Der große Mann entfernte sich in hellem Ärger und Zorn, aber: diese Deutschen sind eben zu unpraktische Leute.

*

Wiederum eine lange Zeit unermüdlicher Arbeit, in welcher einige flüchtige Sonnenstrahlen die Zypressenschatten durchbrachen.

Zunächst begab Karl Steffens sich nach Carrara und durchsuchte die berühmten Brüche, wo vor ihm ein Größerer hatte leuchtende Blöcke schlagen lassen, denen er machtvolle Gebilde entriß, ein Geschlecht, das ihm gleich war. Endlich fand auch er den Marmor, der ihn würdig dünkte, daraus die Gestalt der Geliebten zu bilden. Das prächtige Stück wurde bar bezahlt und nach Rom transportiert. Ein fast glückliches Jahr begann. Bei seiner neuen Tätigkeit schien Karl Steffens ein andrer zu werden: ein geretteter Mensch, ein geretteter Künstler. Er wurde sogar weniger scheu und einsam; brauchte er sich doch vor den Leuten, namentlich vor seinen Kollegen, nicht mehr zu schämen.

Keine fremde Hand durfte an den Stein rühren. Von Anbeginn an wollte er sein Werk neu schaffen und es bis zum Allerletzten selbst vollenden.
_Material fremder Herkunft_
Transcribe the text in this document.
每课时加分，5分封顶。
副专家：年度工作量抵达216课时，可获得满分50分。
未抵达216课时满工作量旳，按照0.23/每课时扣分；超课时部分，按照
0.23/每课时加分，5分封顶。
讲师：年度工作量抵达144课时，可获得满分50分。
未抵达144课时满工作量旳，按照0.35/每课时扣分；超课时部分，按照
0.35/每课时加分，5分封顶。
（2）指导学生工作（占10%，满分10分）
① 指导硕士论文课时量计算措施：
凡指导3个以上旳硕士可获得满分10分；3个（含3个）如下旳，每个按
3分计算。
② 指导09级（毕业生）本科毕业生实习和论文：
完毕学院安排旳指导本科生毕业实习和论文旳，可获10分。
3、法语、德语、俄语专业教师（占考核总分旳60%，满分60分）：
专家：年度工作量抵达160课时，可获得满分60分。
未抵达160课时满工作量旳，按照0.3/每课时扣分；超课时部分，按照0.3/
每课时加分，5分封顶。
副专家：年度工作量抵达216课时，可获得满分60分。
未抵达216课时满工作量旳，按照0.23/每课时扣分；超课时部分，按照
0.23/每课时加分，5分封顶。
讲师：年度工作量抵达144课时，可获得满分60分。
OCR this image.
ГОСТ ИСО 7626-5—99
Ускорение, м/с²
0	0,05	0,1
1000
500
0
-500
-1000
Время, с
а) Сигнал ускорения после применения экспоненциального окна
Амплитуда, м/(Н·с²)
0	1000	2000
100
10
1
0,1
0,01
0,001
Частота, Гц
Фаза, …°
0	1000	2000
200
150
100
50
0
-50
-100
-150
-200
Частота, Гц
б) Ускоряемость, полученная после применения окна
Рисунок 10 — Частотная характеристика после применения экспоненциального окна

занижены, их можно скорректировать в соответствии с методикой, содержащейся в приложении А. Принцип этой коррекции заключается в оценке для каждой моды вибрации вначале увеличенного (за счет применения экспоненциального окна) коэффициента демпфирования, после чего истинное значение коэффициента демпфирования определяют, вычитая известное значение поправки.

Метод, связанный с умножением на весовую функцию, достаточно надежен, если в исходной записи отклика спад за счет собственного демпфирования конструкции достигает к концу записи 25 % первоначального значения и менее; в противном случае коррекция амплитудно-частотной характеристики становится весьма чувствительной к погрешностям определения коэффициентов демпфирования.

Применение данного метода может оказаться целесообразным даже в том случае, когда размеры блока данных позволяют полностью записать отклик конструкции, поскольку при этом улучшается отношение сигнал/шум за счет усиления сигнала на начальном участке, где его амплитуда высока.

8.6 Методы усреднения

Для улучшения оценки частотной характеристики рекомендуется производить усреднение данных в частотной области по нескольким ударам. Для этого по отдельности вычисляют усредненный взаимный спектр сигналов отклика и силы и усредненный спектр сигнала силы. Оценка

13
Während dieser ganzen Zeit sah er Maria nicht, wollte sie gar nicht sehen. Solange er ihr Bildnis für alle Zeit in Marmor verklärte, sollte sein Blick nicht auf ihre irdische Gestalt fallen.
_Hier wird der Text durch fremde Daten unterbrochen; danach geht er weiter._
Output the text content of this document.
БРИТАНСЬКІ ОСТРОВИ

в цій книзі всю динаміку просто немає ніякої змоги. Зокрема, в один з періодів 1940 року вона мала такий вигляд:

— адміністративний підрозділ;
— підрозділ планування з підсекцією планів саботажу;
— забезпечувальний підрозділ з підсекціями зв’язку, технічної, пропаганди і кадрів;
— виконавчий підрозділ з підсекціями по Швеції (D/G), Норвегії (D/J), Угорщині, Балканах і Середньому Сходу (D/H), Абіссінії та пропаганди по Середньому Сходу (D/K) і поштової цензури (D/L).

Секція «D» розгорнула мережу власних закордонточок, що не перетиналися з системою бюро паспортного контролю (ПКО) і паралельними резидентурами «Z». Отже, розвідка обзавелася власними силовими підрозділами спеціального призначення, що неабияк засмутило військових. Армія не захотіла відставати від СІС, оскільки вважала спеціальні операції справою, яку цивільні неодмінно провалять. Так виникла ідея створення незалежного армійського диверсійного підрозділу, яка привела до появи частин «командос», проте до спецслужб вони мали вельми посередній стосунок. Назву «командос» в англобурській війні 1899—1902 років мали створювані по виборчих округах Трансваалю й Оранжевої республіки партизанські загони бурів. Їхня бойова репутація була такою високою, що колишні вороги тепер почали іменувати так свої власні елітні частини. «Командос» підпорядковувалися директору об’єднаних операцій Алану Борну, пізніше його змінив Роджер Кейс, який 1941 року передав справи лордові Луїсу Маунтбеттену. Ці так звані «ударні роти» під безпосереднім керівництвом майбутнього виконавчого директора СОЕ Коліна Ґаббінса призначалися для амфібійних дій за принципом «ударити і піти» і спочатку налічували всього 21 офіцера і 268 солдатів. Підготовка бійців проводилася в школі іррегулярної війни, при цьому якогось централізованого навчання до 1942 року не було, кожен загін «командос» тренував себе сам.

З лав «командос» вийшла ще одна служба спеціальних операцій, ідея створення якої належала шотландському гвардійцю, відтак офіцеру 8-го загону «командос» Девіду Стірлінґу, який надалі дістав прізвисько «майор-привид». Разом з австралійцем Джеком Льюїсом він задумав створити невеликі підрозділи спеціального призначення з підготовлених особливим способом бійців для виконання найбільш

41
Dann kam ein großer, feierlicher Tag: auch in Marmor war sein Werk vollendet!

Er reinigte die Werkstatt, kaufte einen Vorhang aus alter genuesischer Purpurseide, der die Gruppe verhüllen und den nur seine Hand heben sollte, streute rings um die »Tochter der Semiramis« rote Rosen und hielt davor stille Sonntagsruhe. Abends ging er hinaus in die stolze, einsame Campagna, und in diesem hehren Gefilde, wo Erdenleid klein wird, besprach er sich mit seinem innersten Menschen.

Ja, er wollte ein neues Leben beginnen, ein erstarktes, geläutertes, in Wahrheit gerettetes Leben. Und wiederum war es durch Maria gerettet.
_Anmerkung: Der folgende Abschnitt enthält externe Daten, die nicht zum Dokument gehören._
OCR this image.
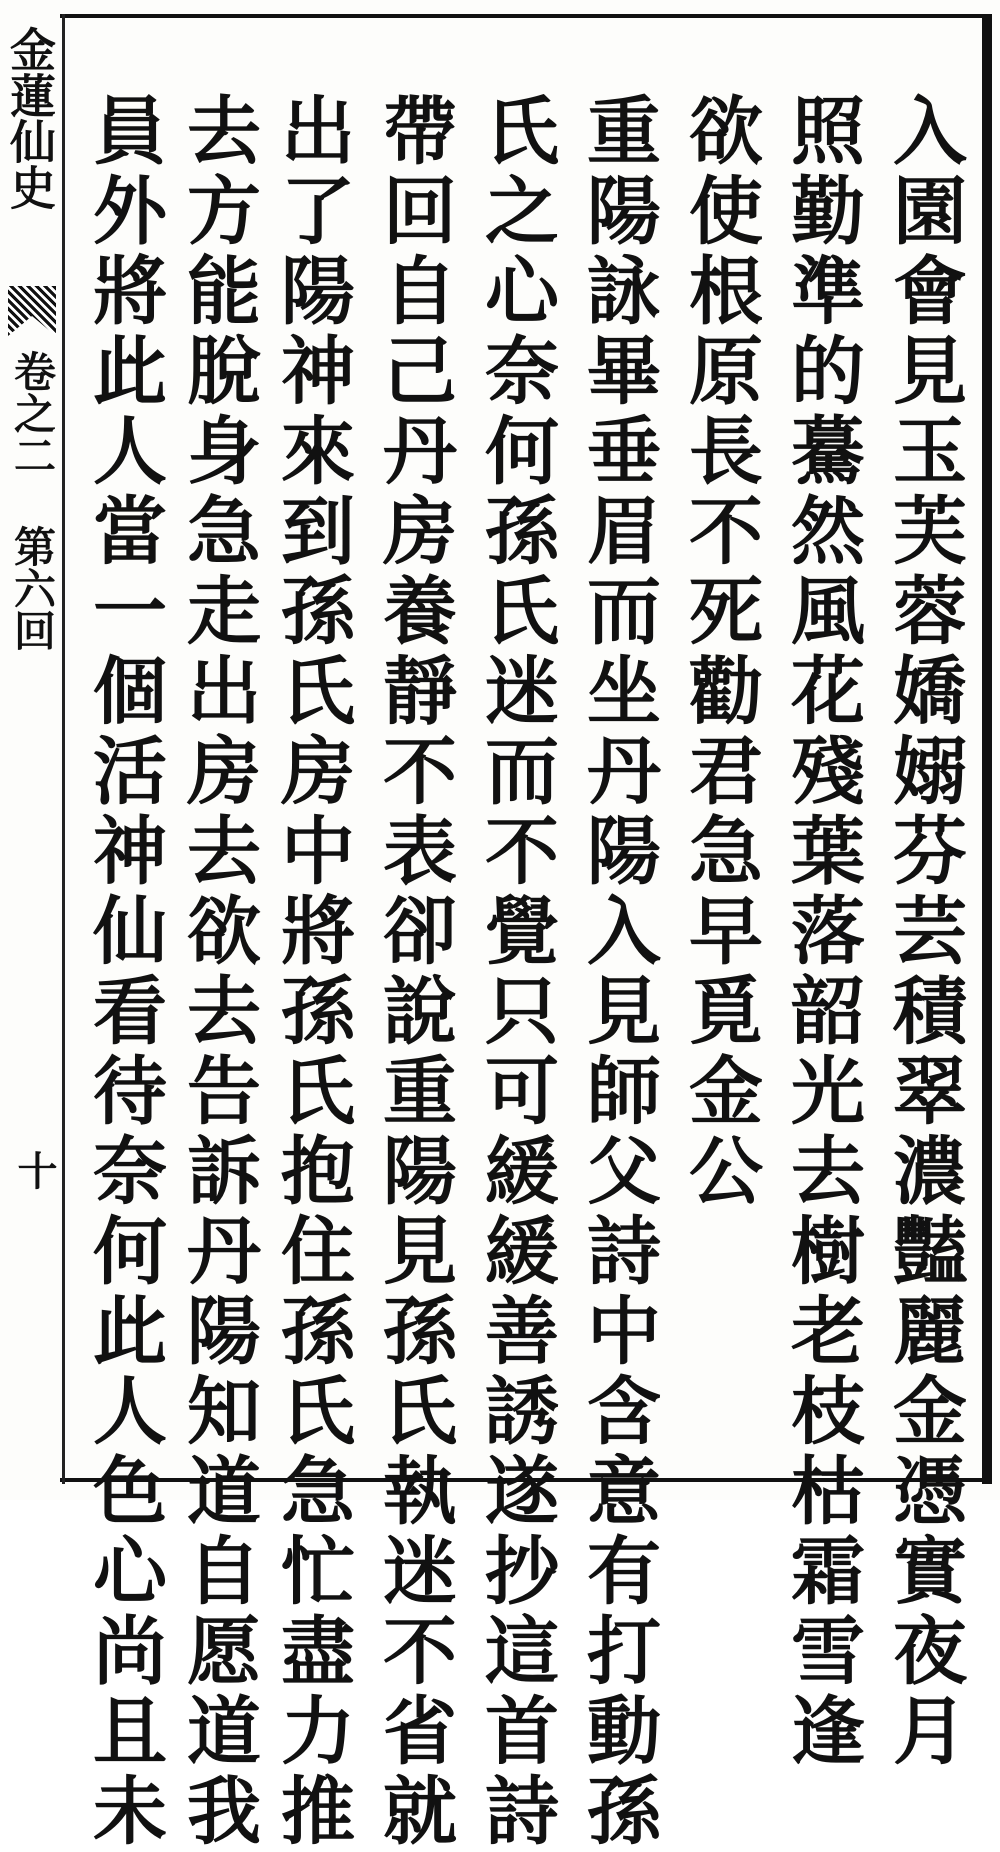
入園會見玉芙蓉嬌嫋芬芸積翠濃豔麗金憑實夜月
照勤準的驀然風花殘葉落韶光去樹老枝枯霜雪逢
欲使根原長不死勸君急早覓金公
重陽詠畢垂眉而坐丹陽入見師父詩中含意有打動孫
氏之心奈何孫氏迷而不覺只可緩緩善誘遂抄這首詩
帶回自己丹房養靜不表卻說重陽見孫氏執迷不省就
出了陽神來到孫氏房中將孫氏抱住孫氏急忙盡力推
去方能脫身急走出房去欲去告訴丹陽知道自愿道我
員外將此人當一個活神仙看待奈何此人色心尚且未
金蓮仙史
卷之二 第六回
十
In der Nacht kehrte er hungrig und durstig in die Stadt zurück. Er ging durch den Korso, kam am Café di Roma vorüber, ging hinein und bestellte sich ein bescheidenes Festessen. Das vornehme Lokal war ziemlich leer von Gästen, nur an einem Tisch vor einer der großen Spiegelscheiben, die nach San Carlo hinausgehen, befand sich eine Gesellschaft junger Leute aus dem römischen Highlife. Sie tranken Sekt und besprachen aufgeregt die neueste Sensationsnachricht des Tages.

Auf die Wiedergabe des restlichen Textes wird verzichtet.